You do realize this can be used to justify criticism of Obama as well, right?
Groucho48
@Mnemosyne:
That’s a possibility that hadn’t occurred to me. It does make sense. But, in cases like that, 400000 seems like a pretty high bar.
General Stuck
@MattR:
There are practical political reasons why it is important to temper criticism by activists toward a president of their own party. Does not mean it shouldn’t occur but how and when is very important. It is basic presidential politics of a president maintaining power by intimidation over congress to pass into law his policies. It is partly measured by overall popularity, but more specifically from a party’s activist community, that influences the fear and loathing factor a president needs to use the power of his office when and where it is needed, and with congress people of his own party.
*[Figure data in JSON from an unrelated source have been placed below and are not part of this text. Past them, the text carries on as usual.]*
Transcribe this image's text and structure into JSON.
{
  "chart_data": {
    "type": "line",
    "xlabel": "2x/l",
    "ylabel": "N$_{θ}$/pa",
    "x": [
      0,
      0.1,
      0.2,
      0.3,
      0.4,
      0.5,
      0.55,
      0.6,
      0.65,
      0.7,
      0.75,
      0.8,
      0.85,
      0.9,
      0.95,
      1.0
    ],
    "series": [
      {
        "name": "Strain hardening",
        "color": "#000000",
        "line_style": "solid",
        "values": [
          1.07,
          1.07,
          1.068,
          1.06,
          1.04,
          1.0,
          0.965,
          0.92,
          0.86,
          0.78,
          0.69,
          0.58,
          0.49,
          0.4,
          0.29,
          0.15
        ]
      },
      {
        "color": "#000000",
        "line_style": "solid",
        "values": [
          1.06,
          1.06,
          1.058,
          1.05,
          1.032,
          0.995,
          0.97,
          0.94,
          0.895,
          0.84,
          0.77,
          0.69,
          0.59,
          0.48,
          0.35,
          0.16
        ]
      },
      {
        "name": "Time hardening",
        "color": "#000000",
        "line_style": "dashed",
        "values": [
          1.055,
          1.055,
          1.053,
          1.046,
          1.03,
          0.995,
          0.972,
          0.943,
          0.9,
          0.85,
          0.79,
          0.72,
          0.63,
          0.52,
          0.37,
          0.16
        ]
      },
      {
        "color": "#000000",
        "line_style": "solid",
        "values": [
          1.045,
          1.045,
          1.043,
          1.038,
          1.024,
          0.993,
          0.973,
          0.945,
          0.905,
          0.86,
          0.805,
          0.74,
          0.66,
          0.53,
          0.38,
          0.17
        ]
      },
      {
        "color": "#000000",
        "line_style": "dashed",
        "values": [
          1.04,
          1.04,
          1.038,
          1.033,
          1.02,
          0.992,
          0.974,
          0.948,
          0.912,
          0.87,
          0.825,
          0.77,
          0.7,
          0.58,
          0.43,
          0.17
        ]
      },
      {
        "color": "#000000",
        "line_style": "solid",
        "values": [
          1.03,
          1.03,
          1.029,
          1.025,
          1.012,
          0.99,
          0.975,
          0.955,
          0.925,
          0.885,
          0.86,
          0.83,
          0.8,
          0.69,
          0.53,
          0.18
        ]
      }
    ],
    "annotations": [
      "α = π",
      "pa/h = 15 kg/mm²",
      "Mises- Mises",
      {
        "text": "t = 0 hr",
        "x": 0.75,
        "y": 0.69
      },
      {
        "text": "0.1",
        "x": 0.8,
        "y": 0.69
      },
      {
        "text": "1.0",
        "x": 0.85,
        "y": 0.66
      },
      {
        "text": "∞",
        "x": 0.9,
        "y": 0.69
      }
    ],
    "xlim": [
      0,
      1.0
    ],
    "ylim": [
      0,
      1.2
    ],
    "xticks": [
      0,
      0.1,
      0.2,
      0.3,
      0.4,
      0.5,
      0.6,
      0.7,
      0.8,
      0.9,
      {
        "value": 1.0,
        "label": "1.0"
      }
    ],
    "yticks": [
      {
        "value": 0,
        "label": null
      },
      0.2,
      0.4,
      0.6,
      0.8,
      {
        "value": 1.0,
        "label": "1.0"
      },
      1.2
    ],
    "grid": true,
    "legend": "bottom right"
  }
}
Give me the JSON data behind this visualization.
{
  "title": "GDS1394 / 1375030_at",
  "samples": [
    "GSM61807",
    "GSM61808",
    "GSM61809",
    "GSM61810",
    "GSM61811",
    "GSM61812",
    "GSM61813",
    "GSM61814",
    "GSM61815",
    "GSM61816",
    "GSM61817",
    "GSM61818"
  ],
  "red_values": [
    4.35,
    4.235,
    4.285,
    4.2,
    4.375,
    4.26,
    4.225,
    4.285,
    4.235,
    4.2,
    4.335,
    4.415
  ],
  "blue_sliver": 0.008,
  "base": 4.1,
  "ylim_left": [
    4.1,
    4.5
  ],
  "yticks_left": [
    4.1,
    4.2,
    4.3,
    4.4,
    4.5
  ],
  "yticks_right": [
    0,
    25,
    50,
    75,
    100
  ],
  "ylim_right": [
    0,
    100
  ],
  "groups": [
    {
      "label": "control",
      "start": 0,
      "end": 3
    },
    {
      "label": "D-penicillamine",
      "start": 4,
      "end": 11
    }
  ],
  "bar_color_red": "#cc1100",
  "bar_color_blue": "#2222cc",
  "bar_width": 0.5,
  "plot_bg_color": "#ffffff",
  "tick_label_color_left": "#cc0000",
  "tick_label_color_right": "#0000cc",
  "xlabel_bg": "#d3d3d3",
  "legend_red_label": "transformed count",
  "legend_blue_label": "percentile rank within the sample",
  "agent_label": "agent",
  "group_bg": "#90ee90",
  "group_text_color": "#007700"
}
And when there is principled dissent, it matters how it is conducted by that president’s supporters. And it is not helpful to run around writing in blog posts Obama as ‘wimp’ or, in this case, a headline suggestion Obama is “Conceder In Chief”. That is not helpful punditry, imo, especially from the lofty perch of the NYT’s. And there is no comparison to be made between a sitting president and how his supporters treat him, and bloggers and pundits of whatever stature. That is what is behind most of my emo commentary on this thread. I am just tired of it, and tired of the misplaced loyalty and support. And overwrought gratuitous critique
JS
@Groucho48:
Mitt Romney paid $1.9 million in taxes on $13.69 million in income in 2011, most of it from his investments, for an effective rate of 14.1 percent.
Since nearly all of his income is from capital gains, in 2013 Mitt Romney would pay $2.575 million in taxes on a similar $13.69 million in income, most of it from his investments, for an effective rate of around 19 percent.
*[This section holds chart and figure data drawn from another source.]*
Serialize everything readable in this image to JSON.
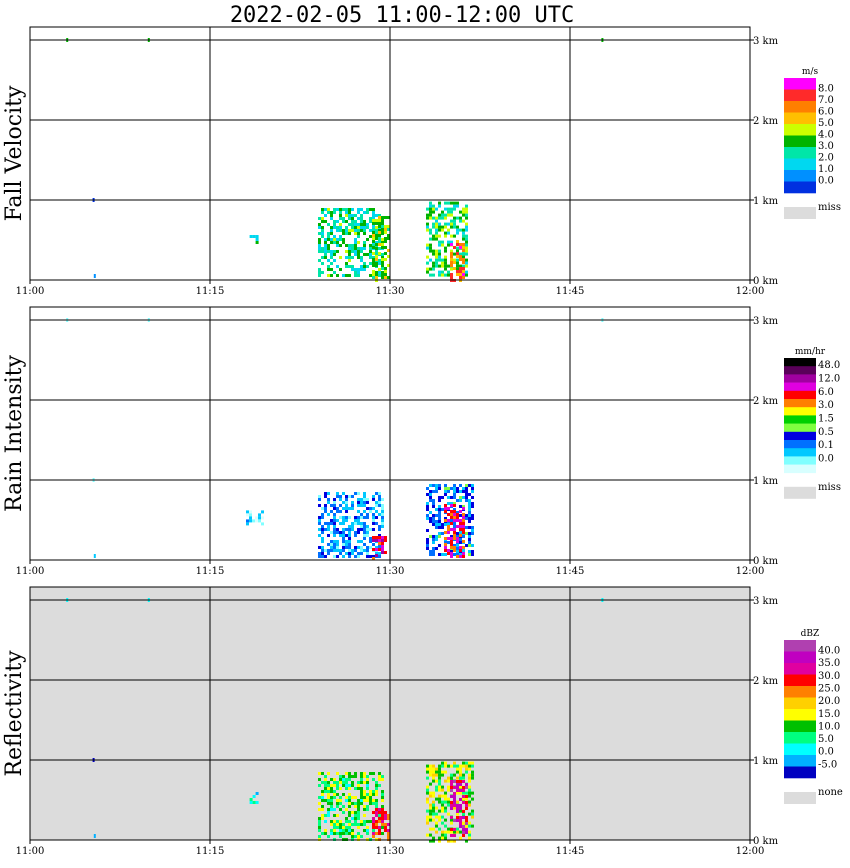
{
  "chart_data": {
    "title": "2022-02-05   11:00-12:00 UTC",
    "x_ticks": [
      "11:00",
      "11:15",
      "11:30",
      "11:45",
      "12:00"
    ],
    "y_ticks": [
      "0 km",
      "1 km",
      "2 km",
      "3 km"
    ],
    "xlim_minutes": [
      0,
      60
    ],
    "ylim_km": [
      0,
      3.0
    ],
    "grid": true,
    "panels": [
      {
        "type": "heatmap",
        "name": "fall-velocity",
        "ylabel": "Fall Velocity",
        "unit": "m/s",
        "background": "#ffffff",
        "legend": {
          "colors": [
            "#ff00ff",
            "#ff2a2a",
            "#ff7f00",
            "#ffbf00",
            "#ccff00",
            "#00b300",
            "#00e6a8",
            "#00d8f0",
            "#0090ff",
            "#0030e0"
          ],
          "labels": [
            "8.0",
            "7.0",
            "6.0",
            "5.0",
            "4.0",
            "3.0",
            "2.0",
            "1.0",
            "0.0"
          ],
          "missing_label": "miss"
        },
        "echoes": [
          {
            "t0": 18.3,
            "t1": 19.0,
            "h0": 0.45,
            "h1": 0.6,
            "intensity": 0.3
          },
          {
            "t0": 24.0,
            "t1": 29.5,
            "h0": 0.05,
            "h1": 0.9,
            "intensity": 0.35
          },
          {
            "t0": 28.5,
            "t1": 30.0,
            "h0": 0.0,
            "h1": 0.8,
            "intensity": 0.5
          },
          {
            "t0": 33.0,
            "t1": 36.5,
            "h0": 0.05,
            "h1": 0.98,
            "intensity": 0.4
          },
          {
            "t0": 35.0,
            "t1": 36.2,
            "h0": 0.0,
            "h1": 0.5,
            "intensity": 0.8
          }
        ],
        "dots": [
          {
            "t": 5.3,
            "h": 1.0,
            "c": "#0030e0"
          },
          {
            "t": 5.4,
            "h": 0.05,
            "c": "#0090ff"
          },
          {
            "t": 3.1,
            "h": 3.0,
            "c": "#00b300"
          },
          {
            "t": 9.9,
            "h": 3.0,
            "c": "#00b300"
          },
          {
            "t": 47.7,
            "h": 3.0,
            "c": "#00b300"
          }
        ]
      },
      {
        "type": "heatmap",
        "name": "rain-intensity",
        "ylabel": "Rain Intensity",
        "unit": "mm/hr",
        "background": "#ffffff",
        "legend": {
          "colors": [
            "#000000",
            "#5a005a",
            "#a000a0",
            "#e000e0",
            "#ff0000",
            "#ff7f00",
            "#ffff00",
            "#00d000",
            "#80ff40",
            "#0000e0",
            "#0070ff",
            "#00c8ff",
            "#80ffff",
            "#d8ffff"
          ],
          "labels": [
            "48.0",
            "12.0",
            "6.0",
            "3.0",
            "1.5",
            "0.5",
            "0.1",
            "0.0"
          ],
          "missing_label": "miss"
        },
        "echoes": [
          {
            "t0": 18.0,
            "t1": 19.5,
            "h0": 0.45,
            "h1": 0.62,
            "intensity": 0.1
          },
          {
            "t0": 24.0,
            "t1": 29.5,
            "h0": 0.05,
            "h1": 0.85,
            "intensity": 0.2
          },
          {
            "t0": 28.5,
            "t1": 29.7,
            "h0": 0.0,
            "h1": 0.3,
            "intensity": 0.75
          },
          {
            "t0": 33.0,
            "t1": 37.0,
            "h0": 0.05,
            "h1": 0.95,
            "intensity": 0.25
          },
          {
            "t0": 34.5,
            "t1": 36.0,
            "h0": 0.05,
            "h1": 0.7,
            "intensity": 0.7
          }
        ],
        "dots": [
          {
            "t": 5.3,
            "h": 1.0,
            "c": "#80ffff"
          },
          {
            "t": 5.4,
            "h": 0.05,
            "c": "#00c8ff"
          },
          {
            "t": 3.1,
            "h": 3.0,
            "c": "#80ffff"
          },
          {
            "t": 9.9,
            "h": 3.0,
            "c": "#80ffff"
          },
          {
            "t": 47.7,
            "h": 3.0,
            "c": "#80ffff"
          }
        ]
      },
      {
        "type": "heatmap",
        "name": "reflectivity",
        "ylabel": "Reflectivity",
        "unit": "dBZ",
        "background": "#dcdcdc",
        "legend": {
          "colors": [
            "#b040b0",
            "#c000c0",
            "#e000a0",
            "#ff0000",
            "#ff8000",
            "#ffd000",
            "#ffff00",
            "#00c000",
            "#00ff80",
            "#00ffff",
            "#00b0ff",
            "#0000c0"
          ],
          "labels": [
            "40.0",
            "35.0",
            "30.0",
            "25.0",
            "20.0",
            "15.0",
            "10.0",
            "5.0",
            "0.0",
            "-5.0"
          ],
          "missing_label": "none"
        },
        "echoes": [
          {
            "t0": 18.3,
            "t1": 19.0,
            "h0": 0.45,
            "h1": 0.6,
            "intensity": 0.2
          },
          {
            "t0": 24.0,
            "t1": 29.5,
            "h0": 0.0,
            "h1": 0.85,
            "intensity": 0.35
          },
          {
            "t0": 28.5,
            "t1": 29.8,
            "h0": 0.0,
            "h1": 0.4,
            "intensity": 0.75
          },
          {
            "t0": 33.0,
            "t1": 37.0,
            "h0": 0.0,
            "h1": 0.98,
            "intensity": 0.4
          },
          {
            "t0": 35.0,
            "t1": 36.3,
            "h0": 0.05,
            "h1": 0.75,
            "intensity": 0.85
          }
        ],
        "dots": [
          {
            "t": 5.3,
            "h": 1.0,
            "c": "#0000c0"
          },
          {
            "t": 5.4,
            "h": 0.05,
            "c": "#00b0ff"
          },
          {
            "t": 3.1,
            "h": 3.0,
            "c": "#00ffff"
          },
          {
            "t": 9.9,
            "h": 3.0,
            "c": "#00ffff"
          },
          {
            "t": 47.7,
            "h": 3.0,
            "c": "#00ffff"
          }
        ]
      }
    ]
  }
}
I’m not sure how much additional revenue hiking capital gains rates back up to Clinton-era levels gets us, but I bet it’s at least comparable to the $100 billion over 10 years that adjusting the top tax level from $250k to $400k costs the balance sheet.
Porlock Junior
@Alias Undercover: “the Rethuglicans’ popularity dropping to somewhere below that of slime mold. ”
Hey, I like slime mold. Fascinating stuff to watch. Also, it has demonstrated the ability to lay out the design of the Tokyo transit system, which takes more brains than the entire Repub caucus has.
So, ok, I agree: they deserve to rank below slime mold. I just don’t like the attitude.
Groucho48
@JS:
I think you missed the point of my question. I was asking why does someone earning a total of 399,000 pay a 15% capital gains tax, while someone earning 400000 pay a 20% capital gains tax?
Wouldn’t it be better to say the rate is 15% on the first, say, 100,000 of capital gains and 20% on anything over that?
And, yes, I see no reason why capital gains shouldn’t be taxed at the same rate as “regular” income, but, that’s a different discussion.
Lojasmo
@NR:
Obama’s campaign was about NOT SCREWING THE MIDDLE CLASS.
This bill DOES NOT screw the middle class.
Xenos
This deal is a political gambit – for once the house GOP is going to have to let a non_Hastert bill come up for a vote. If they do, and the deal passes, then either the house will collapse in warfare or the GOP will be tamed. Any other action, including the lame manuever of piling on amendments at this late date, will result in the GOP being 100 percent responsable for the cliff.
Obama is a political strategist – forcing a deal like this on the house is the point that matters, and the finer details of the COLA do not matter. If Obama can win this he will have plenty of time to fix that later.
Xenos
@Groucho48: That is how marginal tax rates work. Something like only 10 per cent of the public understands this?